Stalls attract more people than the Cham ju in Trashigang

A festive mood has embraced Trashigang town as people from across the dzongkhag has started to gather for the annual tshechu that began on November 15.

Despite the gloomy weather, both young and old flocked the streets of the town as the final rehearsal (cham ju) was performed on November 16.

However, the attraction was more from the carnival stalls pitched at the archery range than the actual tshechu. Only about 50 spectators had gathered at the newly renovated dzong to witness the cham ju.

One of the residents, Wangdi, said that over the years, the number of people coming to witness the tshechu has decreased.

“Especially the youth are more interested to visit the stalls and play games,” he said. “Today tshechu events are more of an entertainment and business opportunity for shopkeepers. The traditional belief of tshechu being a public teaching through various symbolic mask dances is fading.”

Shantimo and a friend were the first to arrive at the dzong yesterday. “I came around 10am and except for the monks, no one was here,” she said. “We were lucky to get the best seat in the house to witness the cham.”

The 60-year-old from Jamkhar in Trashiyangtse stays with her son and family in Trashigang. “I wanted to come and witness the cham ju because I was told that it was very important by some kudungs,” she said. “My son and his family could not make it but I’m sure they would attend the remaining three days.”

 Some 50 people gathered at the newly renovated Trashigang Dzong to witness the cham ju

Some 50 people gathered at the newly renovated Trashigang Dzong to witness the cham ju

The cham ju is performed as a final rehearsal of the masked dances without wearing the actual masks.

A teacher from Kanglung shedra, Karma Sherab, said that after practising the dance for almost a month, the cham ju is presented as an indication of the preparedness of the dancers.

Trashigang Lam Neten, Karma Rangdrel, said that besides testing the dancers’ preparedness, the cham ju also helps people identify the dancers and their capabilities. “Even if not all, majority of the mask dances that would be performed over the next three days will be presented during the cham dju.”

The Lam Neten said that with the renovation works completed at the dzong, this would be the first tshechu in the last four years to be held inside the courtyard of the ancient and one of the significant dzongs in the country.
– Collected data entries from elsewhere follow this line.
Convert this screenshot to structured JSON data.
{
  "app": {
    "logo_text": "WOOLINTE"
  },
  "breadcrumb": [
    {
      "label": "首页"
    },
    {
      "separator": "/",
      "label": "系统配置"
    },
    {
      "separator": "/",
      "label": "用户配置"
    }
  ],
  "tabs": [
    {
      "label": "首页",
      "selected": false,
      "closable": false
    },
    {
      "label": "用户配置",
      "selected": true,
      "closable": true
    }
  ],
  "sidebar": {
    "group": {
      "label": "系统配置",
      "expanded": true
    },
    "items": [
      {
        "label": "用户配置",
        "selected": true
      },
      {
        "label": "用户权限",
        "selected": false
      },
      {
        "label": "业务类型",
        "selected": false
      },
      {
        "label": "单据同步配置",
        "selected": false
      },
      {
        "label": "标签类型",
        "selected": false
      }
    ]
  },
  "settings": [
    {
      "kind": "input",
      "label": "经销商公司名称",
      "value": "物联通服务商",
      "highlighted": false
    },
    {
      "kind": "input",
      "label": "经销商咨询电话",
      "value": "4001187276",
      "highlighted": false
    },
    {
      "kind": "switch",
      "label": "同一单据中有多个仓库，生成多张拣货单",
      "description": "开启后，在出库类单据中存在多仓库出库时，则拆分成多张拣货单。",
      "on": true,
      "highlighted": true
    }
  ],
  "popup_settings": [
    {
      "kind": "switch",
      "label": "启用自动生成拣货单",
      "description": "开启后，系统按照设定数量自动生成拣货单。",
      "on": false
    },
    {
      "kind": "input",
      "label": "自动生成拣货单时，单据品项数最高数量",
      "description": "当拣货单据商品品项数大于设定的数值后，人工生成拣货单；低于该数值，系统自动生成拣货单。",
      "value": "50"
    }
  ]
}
“People should know the importance of tshechu and attend it for personal merits and for the wellbeing of the country in general,” he said. “Residents have to show interest and come forward to attain tshechu. This will then attract others including tourists to come and witness our unique identity that is displayed in the mask dances during the tshechu.”

A student, Ugyen Dorji, said his parents say that he has to identify each mask of the mask dancers. “But honestly, I don’t get this dances. There should be more modern dances and songs.”

A student of Sherubtse College, who did not want to be named, said that tshechu was fun only because of dresses people wear. “Besides the colour, it is also fun to hang out with friends at night,” the 20-year-old said. “Otherwise all the shops here close by 8pm and it’s a dead town.”

Meanwhile, a couple from Holland who arrived in the dzongkhag two days ago had dropped by to witness the cham dju. “It has a strange music, a typical eastern kind of melody but the dance is very artistic,” said Freek Reinders. “I’m looking forward to seeing the dances with the masks on.”